Have you ever run away?
This past month has been a real struggle for me mentally and I swear everything felt like it was coming to a catalyst and all I wanted to do was to run away. That’s fight or flight or something isn’t it? The space between the past and your reality, that’s how it feels sometimes. But then I did just that. If you’ve been on my socials lately you know that I went camping and let me tell you how amazing it was.
I truly felt like I was in one of those moments in a book of pure happiness and weightlessness. Spending four days away from everything and really just being. Before this weekend I would tell you I already knew that feeling but I didn’t then. We spent the weekend with no plan, just excited to experience the world around us, excited to wake up with a hot coffee sitting and drinking on a mist surrounded camp ground. I swear, if I could bottle that weekend up I would.
Once we arrived we did what I assume all new arrivals do. Assess the space and figure out how you want your home for the weekend to look. What ground is flat, are there any bugs around, does it provide enough shade. This is what I assume everyone does, and if im wrong dont tell me lol I’m not going to lie and say I had a massive hand in anything this weekend because I was truly along for the ride. I assisted where needed but was so excited inside to really care about anything. We set up camp while we waited for our neighbors to arrive and unpack. Have you ever camped with friends? If not I really suggest doing so because it was amazing.
After an amazing hot dinner, we went to scout out the beach access and found the stairways to heaven. (it was a literal walk way down to the beach) Have you ever been in a sport where you’re so excited to begin? That’s how I felt walking down those steps as the wind grew colder and crisper until finally you felt the cold sand beneath your toes. This is the same moment that keeps me coming back to the coast. The weight of the world is no longer on your shoulders let alone in your mind. Everything is erased and made new in the light of the ocean. You’ve come home. That’s what it feels like. Closing my eyes and I can see it again. The sun setting casting a beautiful warm hue to the world around us. The waves singing their songs of welcome. The wind embracing you as you are and healing you from the outside in.
The childlike joyfulness i’ve always loved but barely let out rushes forward and my face just splits into the most content smile for my heart is home. I know you’re probably like what the fuck Cassie hahah but honestly im just a sappy bitch behind this amazing personality. But truthfully, when was the last time you played like you did as a child? Do you remember feeling so weightless just happy? That was me.
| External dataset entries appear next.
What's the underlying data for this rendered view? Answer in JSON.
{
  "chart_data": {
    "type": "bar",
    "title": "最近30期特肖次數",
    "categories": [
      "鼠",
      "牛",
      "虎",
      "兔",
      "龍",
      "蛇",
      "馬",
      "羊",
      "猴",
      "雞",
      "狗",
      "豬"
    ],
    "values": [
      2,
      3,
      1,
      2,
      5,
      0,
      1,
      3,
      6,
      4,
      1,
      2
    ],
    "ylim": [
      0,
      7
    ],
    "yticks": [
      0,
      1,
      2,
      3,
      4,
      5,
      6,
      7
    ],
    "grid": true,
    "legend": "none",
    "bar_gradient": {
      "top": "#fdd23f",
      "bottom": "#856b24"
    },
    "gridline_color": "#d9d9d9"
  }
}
Each trip to the coast I always try to bring a piece of it back, this time I scoured the sands for wood that spoke to me. Wood of all different shapes and sizes. Pieces that will someday be up in my own home as a reminder of the weekend where I was grounded and remind me to continue to ground myself when life gets a little too hard.
That first night, we scoured the tree line to find the best stick for roasting marshmallows. Honestly if you haven’t roasted marshmallows on a stick what are you even doing with your life lol it’s a right of passage lol Spoiler alert, I in fact did not find the best one lol Emily did. This was the kids first time camping and I hope they had as much fun as me.
Sleeping on the floor that first night was honestly amazing. Aside from it being so hard lol I fell asleep so quickly and had the best dreams and sleep i’ve had in a while.
But let me tell you about that first morning coffee. It was everything you can imagine. From the flannel I wore to the mist in the trees, to the picnic bench that’s always just a little wet from the condensation in the air. I ruined my coffee and it was cold lol BUUTTT I loved everything else about the experience and then made up for my coffee errors for the remainder of the weekend lol I guess we found a time and place where iced coffee is not perfect for hahaha
I have to say Felipe really outdid himself with the meals he prepared while we were camping, we had some old favorites along with some new ones. Seeing this man in this light has honestly been my favorite. I swear I can see the childlike version of him ready to explore and do everything. Did I mention it was a truly magical weekend?
That morning we spent on the beach in the overcast morning playing in the sand and exploring the beach. I swear I am healing my inner child wounds by being the mother I am to my children. Seeing them play and connect with one another was honestly so rewarding. I swear I was living in a dream this weekend. Just feeling Felipe’s arms wrapped around my shoulders as we watch our boys playing, it’s in almost every romance novel! and I lived it.
Who would ever want to go back?
But all things must go back to reality right?
One thing i’ve learned is we create the reality we want in our lives so no and yes. Things will be how we want them to be. We’ll keep moments that stood out and the rest will fade like time itself. But in this moment I can still feel the sun gently kissing my exposed skin, the wind blanketing me in sweet caresses soft like a lover, and feel the mist gently cascading over everything providing a world of wonder and excitement of a new adventure.